Isotonic regression is also sometimes referred to as monotonic regression. Correctly speaking, isotonic is used when the direction of the trend is increasing, while monotonic could imply a trend that is either increasing or strictly decreasing.

Isotonic regression under the ${\displaystyle L_{p}}$ for ${\displaystyle p>0}$ is defined as follows:

${\displaystyle \min \sum _{i=1}^{n}w_{i}|x_{i}-a_{i}|^{p}}$ ${\displaystyle \mathrm {subject~to~} x_{i}\geq x_{j}~{\text{ for all }}(i,j)\in E.}$

Simply ordered case

To illustrate the above, let ${\displaystyle x_{1}\leq x_{2}\leq \ldots \leq x_{n}}$, and ${\displaystyle f(x_{1})\leq f(x_{2})\leq \ldots \leq f(x_{n})}$, and ${\displaystyle w_{i}\geq 0}$.

The isotonic estimator, ${\displaystyle g^{*}}$, minimizes the weighted least squares-like condition:

${\displaystyle \min _{g}\sum _{i=1}^{n}w_{i}(g(x_{i})-f(x_{i}))^{2}}$

Where ${\displaystyle g}$ is the unknown function we are estimating, and ${\displaystyle f}$ is a known function.

Software has been developed in the R statistical package for computing isotone (monotonic) regression. ^[3]

References

1. Best, M.J.; & Chakravarti N. (1990). "Active set algorithms for isotonic regression; a unifying framework". Mathematical Programming. 47: 425–439. doi:10.1007/BF01580873.
2. Kruskal, J. B. (1964). "Nonmetric Multidimensional Scaling: A numerical method". Psychometrika. 29 (2): 115–129. doi:10.1007/BF02289694.
3. Leeuw, Jan de; Hornik, Kurt; Mair, Patrick (2009). "Isotone Optimization in R: Pool-Adjacent-Violators Algorithm (PAVA) and Active Set Methods". Journal of Statistical Software. 32 (5): 1–24. doi:10.18637/jss.v032.i05. ISSN 1548-7660.

Further reading

• Robertson, T.; Wright, F. T.; Dykstra, R. L. (1988).
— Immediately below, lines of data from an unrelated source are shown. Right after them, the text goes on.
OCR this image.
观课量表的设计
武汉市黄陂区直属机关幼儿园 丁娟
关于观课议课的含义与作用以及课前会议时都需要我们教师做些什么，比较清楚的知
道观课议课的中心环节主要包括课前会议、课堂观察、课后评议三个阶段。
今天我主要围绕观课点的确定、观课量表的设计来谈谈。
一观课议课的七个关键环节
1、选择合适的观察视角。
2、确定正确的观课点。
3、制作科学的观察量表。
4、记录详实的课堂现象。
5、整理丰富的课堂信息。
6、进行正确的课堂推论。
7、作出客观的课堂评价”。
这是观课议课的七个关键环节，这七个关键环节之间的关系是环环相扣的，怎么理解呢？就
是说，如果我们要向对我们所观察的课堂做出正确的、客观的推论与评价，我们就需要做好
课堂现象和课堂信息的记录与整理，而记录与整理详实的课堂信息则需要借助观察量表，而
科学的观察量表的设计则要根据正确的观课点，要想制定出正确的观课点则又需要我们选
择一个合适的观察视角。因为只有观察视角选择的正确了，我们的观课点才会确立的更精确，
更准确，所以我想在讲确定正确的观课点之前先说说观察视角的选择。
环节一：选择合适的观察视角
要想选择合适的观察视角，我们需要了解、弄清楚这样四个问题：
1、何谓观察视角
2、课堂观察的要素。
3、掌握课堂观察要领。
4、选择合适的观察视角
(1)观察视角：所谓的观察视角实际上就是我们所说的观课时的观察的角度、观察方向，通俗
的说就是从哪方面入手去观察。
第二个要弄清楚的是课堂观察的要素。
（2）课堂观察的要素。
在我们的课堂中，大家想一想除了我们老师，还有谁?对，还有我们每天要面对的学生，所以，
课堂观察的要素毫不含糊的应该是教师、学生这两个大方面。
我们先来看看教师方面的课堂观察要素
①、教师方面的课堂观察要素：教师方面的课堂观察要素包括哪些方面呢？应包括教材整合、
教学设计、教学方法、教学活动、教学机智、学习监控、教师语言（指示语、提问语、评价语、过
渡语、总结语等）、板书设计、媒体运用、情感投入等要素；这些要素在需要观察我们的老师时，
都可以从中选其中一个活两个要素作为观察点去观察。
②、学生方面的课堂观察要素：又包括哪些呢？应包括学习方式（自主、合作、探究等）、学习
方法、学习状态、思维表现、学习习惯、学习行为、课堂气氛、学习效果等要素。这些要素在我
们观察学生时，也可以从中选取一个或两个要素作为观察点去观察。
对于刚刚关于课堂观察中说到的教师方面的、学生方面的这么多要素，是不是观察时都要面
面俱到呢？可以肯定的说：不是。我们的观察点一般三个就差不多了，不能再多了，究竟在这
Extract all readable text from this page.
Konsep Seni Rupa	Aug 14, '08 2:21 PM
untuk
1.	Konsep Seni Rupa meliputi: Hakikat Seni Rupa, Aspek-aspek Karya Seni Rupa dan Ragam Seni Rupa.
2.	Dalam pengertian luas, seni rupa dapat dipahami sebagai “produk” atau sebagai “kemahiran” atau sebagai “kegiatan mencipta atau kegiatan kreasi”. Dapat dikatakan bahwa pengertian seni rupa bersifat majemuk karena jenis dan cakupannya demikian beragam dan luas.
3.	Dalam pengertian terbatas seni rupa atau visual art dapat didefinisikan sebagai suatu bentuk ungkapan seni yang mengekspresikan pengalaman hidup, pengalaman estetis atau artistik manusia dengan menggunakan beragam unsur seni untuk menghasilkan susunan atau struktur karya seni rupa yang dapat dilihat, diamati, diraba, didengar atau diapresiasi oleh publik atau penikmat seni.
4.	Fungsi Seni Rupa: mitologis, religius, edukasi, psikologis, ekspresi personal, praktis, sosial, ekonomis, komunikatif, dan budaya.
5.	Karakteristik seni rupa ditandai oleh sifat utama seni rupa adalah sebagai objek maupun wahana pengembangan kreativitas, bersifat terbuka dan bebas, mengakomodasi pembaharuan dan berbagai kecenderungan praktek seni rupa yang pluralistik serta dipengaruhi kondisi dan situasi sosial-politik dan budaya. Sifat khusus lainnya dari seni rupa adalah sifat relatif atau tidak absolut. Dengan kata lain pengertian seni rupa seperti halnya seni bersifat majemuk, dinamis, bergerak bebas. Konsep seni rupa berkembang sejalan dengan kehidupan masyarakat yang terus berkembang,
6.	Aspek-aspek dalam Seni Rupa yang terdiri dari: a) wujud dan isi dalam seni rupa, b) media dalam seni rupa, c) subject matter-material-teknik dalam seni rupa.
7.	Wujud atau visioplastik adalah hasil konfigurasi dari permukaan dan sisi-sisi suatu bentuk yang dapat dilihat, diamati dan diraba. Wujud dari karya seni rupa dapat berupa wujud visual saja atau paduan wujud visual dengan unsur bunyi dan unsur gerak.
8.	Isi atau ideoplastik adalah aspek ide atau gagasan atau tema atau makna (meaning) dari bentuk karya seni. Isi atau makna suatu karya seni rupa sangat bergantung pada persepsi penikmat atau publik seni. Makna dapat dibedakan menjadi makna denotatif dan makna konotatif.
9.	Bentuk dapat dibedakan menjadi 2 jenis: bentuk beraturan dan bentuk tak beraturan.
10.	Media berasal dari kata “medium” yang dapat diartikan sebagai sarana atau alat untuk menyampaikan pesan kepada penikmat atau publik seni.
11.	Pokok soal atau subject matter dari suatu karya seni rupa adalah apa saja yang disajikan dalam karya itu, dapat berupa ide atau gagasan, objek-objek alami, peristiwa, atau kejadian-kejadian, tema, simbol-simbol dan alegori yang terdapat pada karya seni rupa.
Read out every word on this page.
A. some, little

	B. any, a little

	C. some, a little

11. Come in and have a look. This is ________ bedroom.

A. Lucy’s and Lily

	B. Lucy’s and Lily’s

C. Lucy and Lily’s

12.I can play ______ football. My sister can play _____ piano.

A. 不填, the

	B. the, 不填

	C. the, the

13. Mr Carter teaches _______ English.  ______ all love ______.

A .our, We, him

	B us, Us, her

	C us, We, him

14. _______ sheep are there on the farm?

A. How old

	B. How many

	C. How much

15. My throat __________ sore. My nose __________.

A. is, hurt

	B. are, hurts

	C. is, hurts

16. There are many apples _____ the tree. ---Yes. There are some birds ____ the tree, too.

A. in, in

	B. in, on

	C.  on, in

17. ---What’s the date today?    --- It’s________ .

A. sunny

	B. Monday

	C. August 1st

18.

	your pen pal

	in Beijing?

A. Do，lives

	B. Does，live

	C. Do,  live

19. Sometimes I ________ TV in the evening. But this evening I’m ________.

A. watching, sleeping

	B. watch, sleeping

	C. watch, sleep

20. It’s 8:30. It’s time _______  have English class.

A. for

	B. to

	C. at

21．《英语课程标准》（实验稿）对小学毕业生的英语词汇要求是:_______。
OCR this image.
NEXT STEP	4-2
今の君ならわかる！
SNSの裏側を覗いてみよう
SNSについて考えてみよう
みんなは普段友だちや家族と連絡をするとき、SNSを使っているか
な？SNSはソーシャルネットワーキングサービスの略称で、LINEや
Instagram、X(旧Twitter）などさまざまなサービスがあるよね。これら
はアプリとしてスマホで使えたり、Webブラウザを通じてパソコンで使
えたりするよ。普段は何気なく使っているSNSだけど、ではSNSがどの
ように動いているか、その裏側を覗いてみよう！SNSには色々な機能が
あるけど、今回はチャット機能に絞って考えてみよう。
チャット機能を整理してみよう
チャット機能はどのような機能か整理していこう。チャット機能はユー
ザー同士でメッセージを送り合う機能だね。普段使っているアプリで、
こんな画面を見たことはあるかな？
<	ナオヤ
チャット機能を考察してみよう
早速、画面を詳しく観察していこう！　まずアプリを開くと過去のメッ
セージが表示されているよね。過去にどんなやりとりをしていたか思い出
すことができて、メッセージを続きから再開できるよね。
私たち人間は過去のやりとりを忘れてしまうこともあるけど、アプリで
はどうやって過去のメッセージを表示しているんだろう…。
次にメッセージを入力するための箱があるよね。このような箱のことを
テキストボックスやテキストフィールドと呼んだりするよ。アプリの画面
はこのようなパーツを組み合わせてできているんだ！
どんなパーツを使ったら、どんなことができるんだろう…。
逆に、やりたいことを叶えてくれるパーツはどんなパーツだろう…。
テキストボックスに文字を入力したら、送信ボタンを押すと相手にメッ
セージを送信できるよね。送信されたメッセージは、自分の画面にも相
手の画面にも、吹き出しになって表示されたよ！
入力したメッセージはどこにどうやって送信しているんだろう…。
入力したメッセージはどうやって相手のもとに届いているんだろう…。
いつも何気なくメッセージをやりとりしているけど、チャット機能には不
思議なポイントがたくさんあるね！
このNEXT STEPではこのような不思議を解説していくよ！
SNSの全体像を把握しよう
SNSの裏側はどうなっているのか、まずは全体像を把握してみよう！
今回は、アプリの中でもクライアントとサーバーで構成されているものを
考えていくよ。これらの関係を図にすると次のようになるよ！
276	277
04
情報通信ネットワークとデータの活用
Order restricted statistical inference. New York: Wiley. ISBN 0-471-91787-7.
• Barlow, R. E.; Bartholomew, D. J.; Bremner, J. M.; Brunk, H. D. (1972). Statistical inference under order restrictions; the theory and application of isotonic regression. New York: Wiley. ISBN 0-471-04970-0.
• Shively, T.S., Sager, T.W., Walker, S.G. (2009). "A Bayesian approach to non-parametric monotone function estimation". Journal of the Royal Statistical Society, Series B. 71 (1): 159–175. doi:10.1111/j.1467-9868.2008.00677.x.
• Wu, W. B.; Woodroofe, M.; & Mentz, G. (2001). "Isotonic regression: Another look at the changepoint problem". Biometrika. 88 (3): 793–804. doi:10.1093/biomet/88.3.793.